Down in Dixieland last night, John McCain looked away.
Numerous commentators on TV, in the print media, and in the blogosphere have noted McCain’s steadfast avoidance of eye contact with Barack Obama during the first presidential debate. And because every detail of the debaters’ performance gets subjected to intensive scrutiny, they wonder what to make of McCain’s disinclination to look Obama in the eye.
Maybe McCain is just a shy guy? (Shy people avoid eye contact.) That would be an aspect of his personality that had passed unnoticed until now. At least insofar as I’m aware, no one has ever accused John McCain of being a shrinking violet.
Or perhaps it was a signal of McCain’s contempt for Obama, and/or a manifestation of some deep-seated tendency on McCain’s part to demonize his opponents? That possibility was raised by Chris Matthews and Eugene Robinson in their post-mortem discussion of the debate, here.

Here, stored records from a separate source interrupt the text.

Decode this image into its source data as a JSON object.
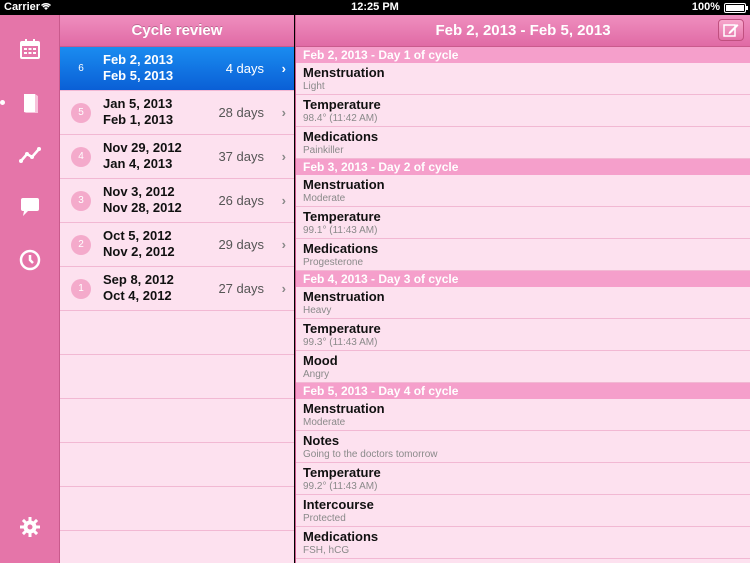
{
  "status_bar": {
    "carrier": "Carrier",
    "time": "12:25 PM",
    "battery": "100%"
  },
  "rail": {
    "items": [
      {
        "name": "calendar-icon"
      },
      {
        "name": "journal-icon"
      },
      {
        "name": "chart-icon"
      },
      {
        "name": "chat-icon"
      },
      {
        "name": "clock-icon"
      },
      {
        "name": "settings-icon"
      }
    ]
  },
  "cycle_list": {
    "title": "Cycle review",
    "cycles": [
      {
        "num": "6",
        "start": "Feb 2, 2013",
        "end": "Feb 5, 2013",
        "days": "4 days",
        "selected": true
      },
      {
        "num": "5",
        "start": "Jan 5, 2013",
        "end": "Feb 1, 2013",
        "days": "28 days"
      },
      {
        "num": "4",
        "start": "Nov 29, 2012",
        "end": "Jan 4, 2013",
        "days": "37 days"
      },
      {
        "num": "3",
        "start": "Nov 3, 2012",
        "end": "Nov 28, 2012",
        "days": "26 days"
      },
      {
        "num": "2",
        "start": "Oct 5, 2012",
        "end": "Nov 2, 2012",
        "days": "29 days"
      },
      {
        "num": "1",
        "start": "Sep 8, 2012",
        "end": "Oct 4, 2012",
        "days": "27 days"
      }
    ]
  },
  "detail": {
    "title": "Feb 2, 2013 - Feb 5, 2013",
    "sections": [
      {
        "header": "Feb 2, 2013 - Day 1 of cycle",
        "entries": [
          {
            "title": "Menstruation",
            "sub": "Light"
          },
          {
            "title": "Temperature",
            "sub": "98.4° (11:42 AM)"
          },
          {
            "title": "Medications",
            "sub": "Painkiller"
          }
        ]
      },
      {
        "header": "Feb 3, 2013 - Day 2 of cycle",
        "entries": [
          {
            "title": "Menstruation",
            "sub": "Moderate"
          },
          {
            "title": "Temperature",
            "sub": "99.1° (11:43 AM)"
          },
          {
            "title": "Medications",
            "sub": "Progesterone"
          }
        ]
      },
      {
        "header": "Feb 4, 2013 - Day 3 of cycle",
        "entries": [
          {
            "title": "Menstruation",
            "sub": "Heavy"
          },
          {
            "title": "Temperature",
            "sub": "99.3° (11:43 AM)"
          },
          {
            "title": "Mood",
            "sub": "Angry"
          }
        ]
      },
      {
        "header": "Feb 5, 2013 - Day 4 of cycle",
        "entries": [
          {
            "title": "Menstruation",
            "sub": "Moderate"
          },
          {
            "title": "Notes",
            "sub": "Going to the doctors tomorrow"
          },
          {
            "title": "Temperature",
            "sub": "99.2° (11:43 AM)"
          },
          {
            "title": "Intercourse",
            "sub": "Protected"
          },
          {
            "title": "Medications",
            "sub": "FSH, hCG"
          }
        ]
      }
    ]
  },
  "colors": {
    "accent_pink": "#e575a9",
    "panel_bg": "#fde1ef",
    "selected_blue": "#0a6fe0"
  }
}
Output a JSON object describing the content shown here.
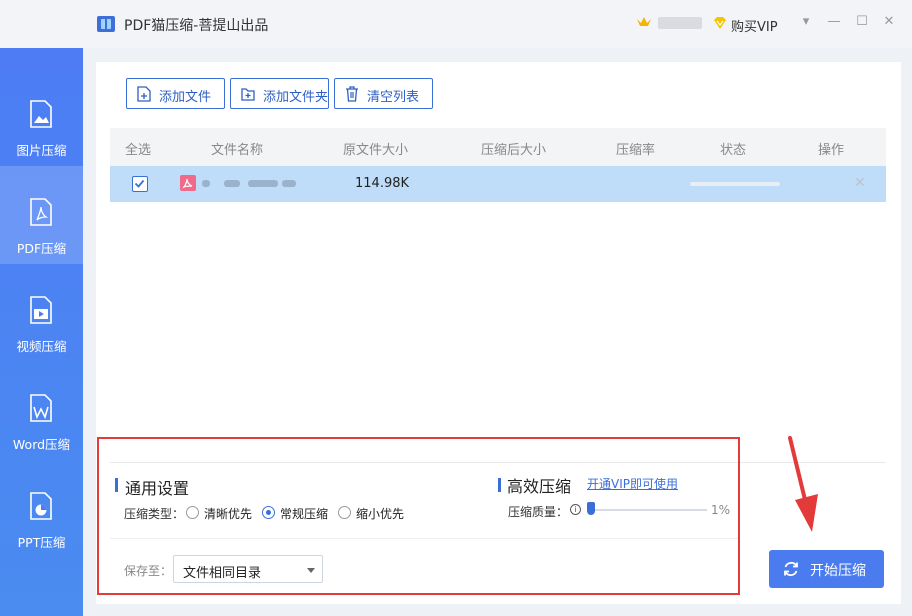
{
  "window": {
    "title": "PDF猫压缩-菩提山出品",
    "buy_vip": "购买VIP"
  },
  "sidebar": {
    "items": [
      {
        "label": "图片压缩",
        "icon": "image-file-icon",
        "active": false
      },
      {
        "label": "PDF压缩",
        "icon": "pdf-file-icon",
        "active": true
      },
      {
        "label": "视频压缩",
        "icon": "video-file-icon",
        "active": false
      },
      {
        "label": "Word压缩",
        "icon": "word-file-icon",
        "active": false
      },
      {
        "label": "PPT压缩",
        "icon": "ppt-file-icon",
        "active": false
      }
    ]
  },
  "toolbar": {
    "add_file": "添加文件",
    "add_folder": "添加文件夹",
    "clear_list": "清空列表"
  },
  "table": {
    "columns": [
      "全选",
      "文件名称",
      "原文件大小",
      "压缩后大小",
      "压缩率",
      "状态",
      "操作"
    ],
    "rows": [
      {
        "checked": true,
        "original_size": "114.98K",
        "compressed_size": "",
        "ratio": "",
        "status": ""
      }
    ]
  },
  "settings": {
    "general_title": "通用设置",
    "type_label": "压缩类型：",
    "options": [
      "清晰优先",
      "常规压缩",
      "缩小优先"
    ],
    "selected_option": "常规压缩",
    "efficient_title": "高效压缩",
    "vip_link": "开通VIP即可使用",
    "quality_label": "压缩质量：",
    "quality_value": "1%",
    "save_label": "保存至：",
    "save_value": "文件相同目录"
  },
  "actions": {
    "start": "开始压缩"
  },
  "colors": {
    "accent": "#4a7cf0",
    "sidebar": "#4d7cf5",
    "selected_row": "#bfdcf8",
    "annotation": "#e33a3a"
  }
}
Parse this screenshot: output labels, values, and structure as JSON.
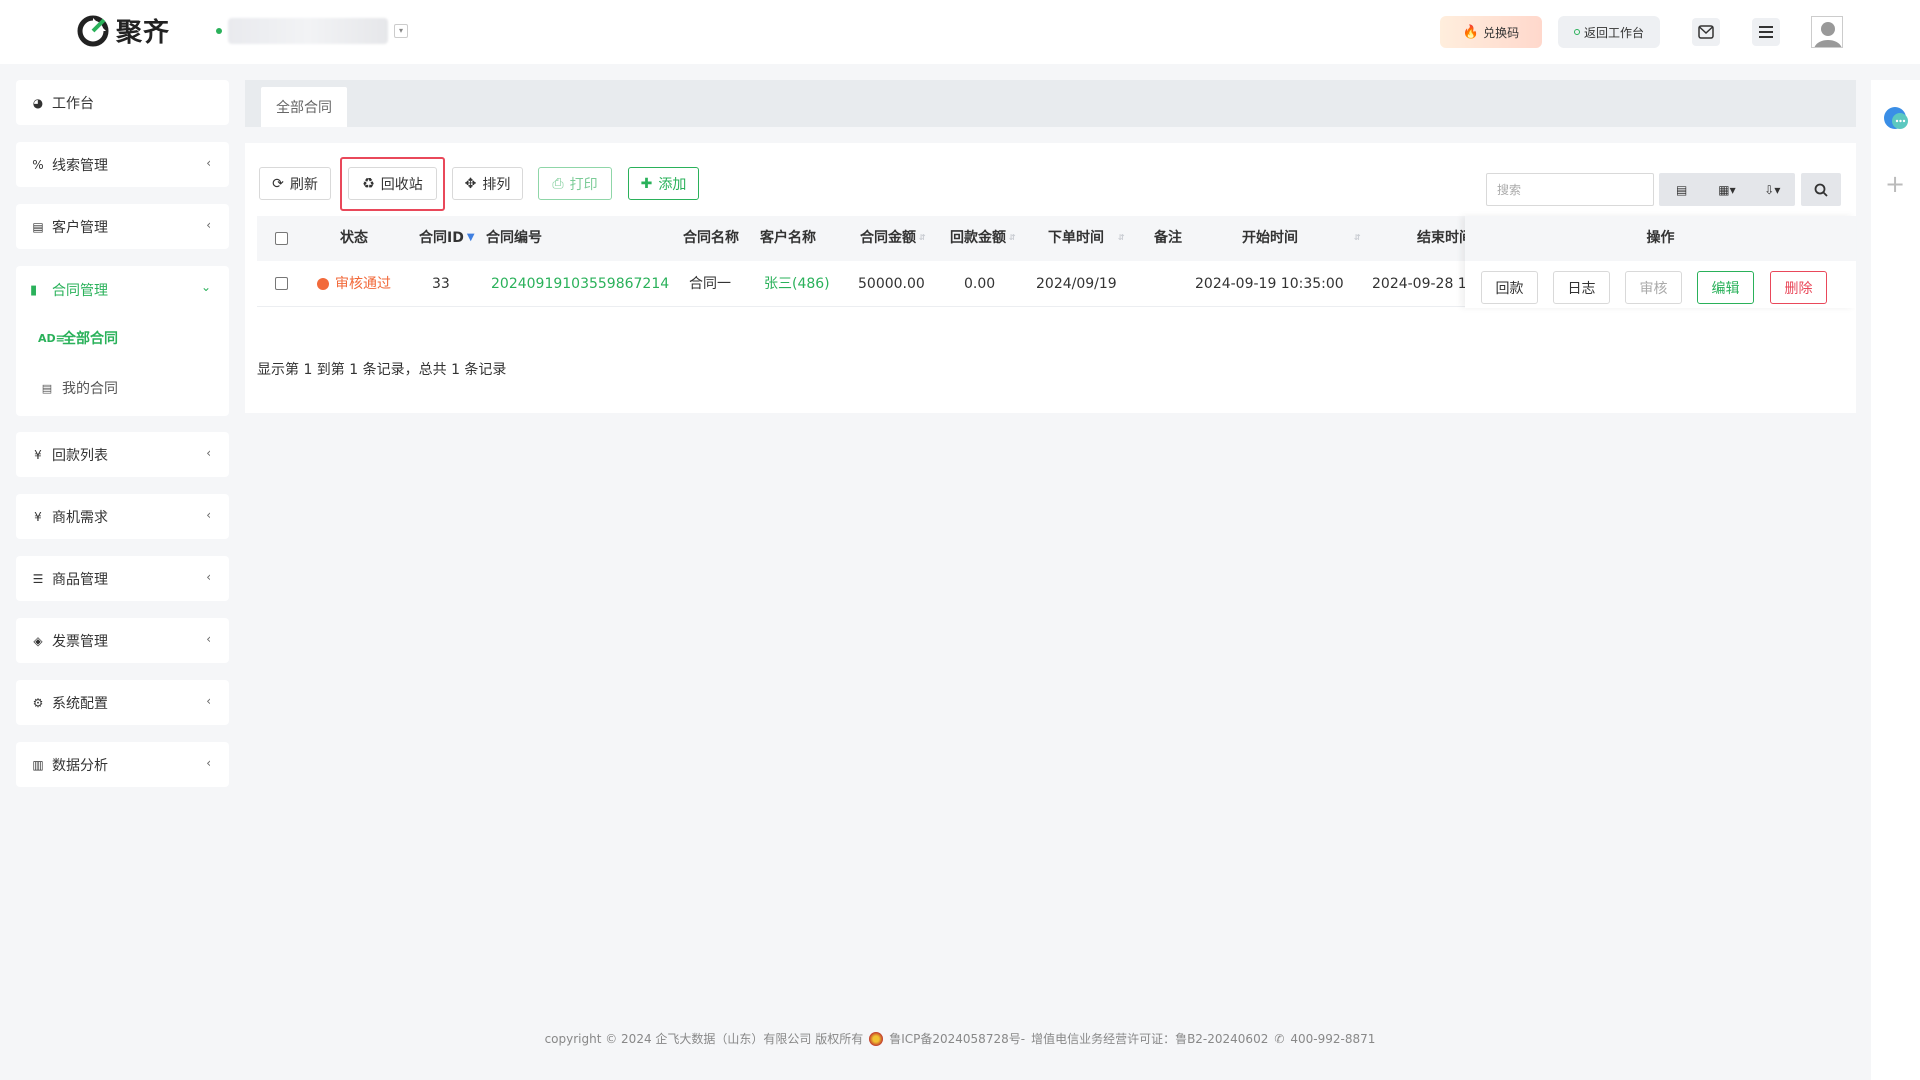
{
  "brand": {
    "name": "聚齐",
    "accent": "#2ab15a"
  },
  "header": {
    "org_name": "",
    "redeem_label": "兑换码",
    "back_label": "返回工作台"
  },
  "sidebar": {
    "items": [
      {
        "label": "工作台",
        "icon": "dashboard-icon"
      },
      {
        "label": "线索管理",
        "icon": "link-icon"
      },
      {
        "label": "客户管理",
        "icon": "id-card-icon"
      },
      {
        "label": "合同管理",
        "icon": "bookmark-icon",
        "expanded": true,
        "children": [
          {
            "label": "全部合同",
            "active": true
          },
          {
            "label": "我的合同"
          }
        ]
      },
      {
        "label": "回款列表",
        "icon": "yen-icon"
      },
      {
        "label": "商机需求",
        "icon": "yen-icon"
      },
      {
        "label": "商品管理",
        "icon": "list-icon"
      },
      {
        "label": "发票管理",
        "icon": "tag-icon"
      },
      {
        "label": "系统配置",
        "icon": "gears-icon"
      },
      {
        "label": "数据分析",
        "icon": "bar-chart-icon"
      }
    ]
  },
  "tabs": [
    {
      "label": "全部合同"
    }
  ],
  "toolbar": {
    "refresh": "刷新",
    "recycle": "回收站",
    "arrange": "排列",
    "print": "打印",
    "add": "添加",
    "search_placeholder": "搜索"
  },
  "table": {
    "columns": [
      "状态",
      "合同ID",
      "合同编号",
      "合同名称",
      "客户名称",
      "合同金额",
      "回款金额",
      "下单时间",
      "备注",
      "开始时间",
      "结束时间",
      "操作"
    ],
    "rows": [
      {
        "status": "审核通过",
        "id": "33",
        "number": "20240919103559867214",
        "name": "合同一",
        "customer": "张三(486)",
        "amount": "50000.00",
        "paid": "0.00",
        "order_date": "2024/09/19",
        "remark": "",
        "start": "2024-09-19 10:35:00",
        "end": "2024-09-28 1"
      }
    ],
    "actions": [
      "回款",
      "日志",
      "审核",
      "编辑",
      "删除"
    ]
  },
  "pager": {
    "text": "显示第 1 到第 1 条记录，总共 1 条记录"
  },
  "footer": {
    "copyright": "copyright © 2024 企飞大数据（山东）有限公司 版权所有",
    "icp": "鲁ICP备2024058728号-",
    "license": "增值电信业务经营许可证：鲁B2-20240602",
    "phone": "400-992-8871"
  }
}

Attached to the clip you’ve just watched is another interpretation, drawn from research on animal behavior. Ethologists have discovered that in the animal world, eye contact is a sign of dominance and the avoidance thereof is a sign of submission. That’s why, if you meet a bear in the woods and you don’t have Sarah Palin along to blow him away, you’re supposed to avoid eye contact with said bear; otherwise he is likely to perceive you as a threat, and that just cannot be a good thing.
Anyway, look at reader TB’s comment: “I study monkey behavior — low ranking monkeys don’t look at high ranking monkeys. In a physical, instinctive sense, Obama owned McCain tonight …” Ethologists like TB have indeed compiled a great deal of evidence about the hierarchical meaning and implications of eye contact. Their findings can’t simply be extrapolated to human behavior. But we humans are, after all, animals, so this isn’t as far-fetched as it may initially seem.
Here’s a little light background reading for you on the subject of eye contact, so that if somebody wants to engage you in a conversation about the debate you’ll have something to say. Note, for example, that “In Western culture eye contact is usually a sign of confidence, of interest in the conversation, of openness and frankness.” Presumably, then, the avoidance of eye contact is usually a sign of lack of confidence, of lack of interest in the conversation, and/or of lack of openness and frankness. Of course, what is “usually” the case may not be true in any particular case. Maybe there’s another explanation altogether for McCain’s lack of eye contact. But now you’re equipped to bring up the idea that McCain may have been cowed by the occasion or by Obama, or that he wasn’t interested in the conversation in the first place (and bear in mind that he decided to participate only late in the day), or that — perish the thought for a politician! — he wasn’t being completely open or frank in his answers.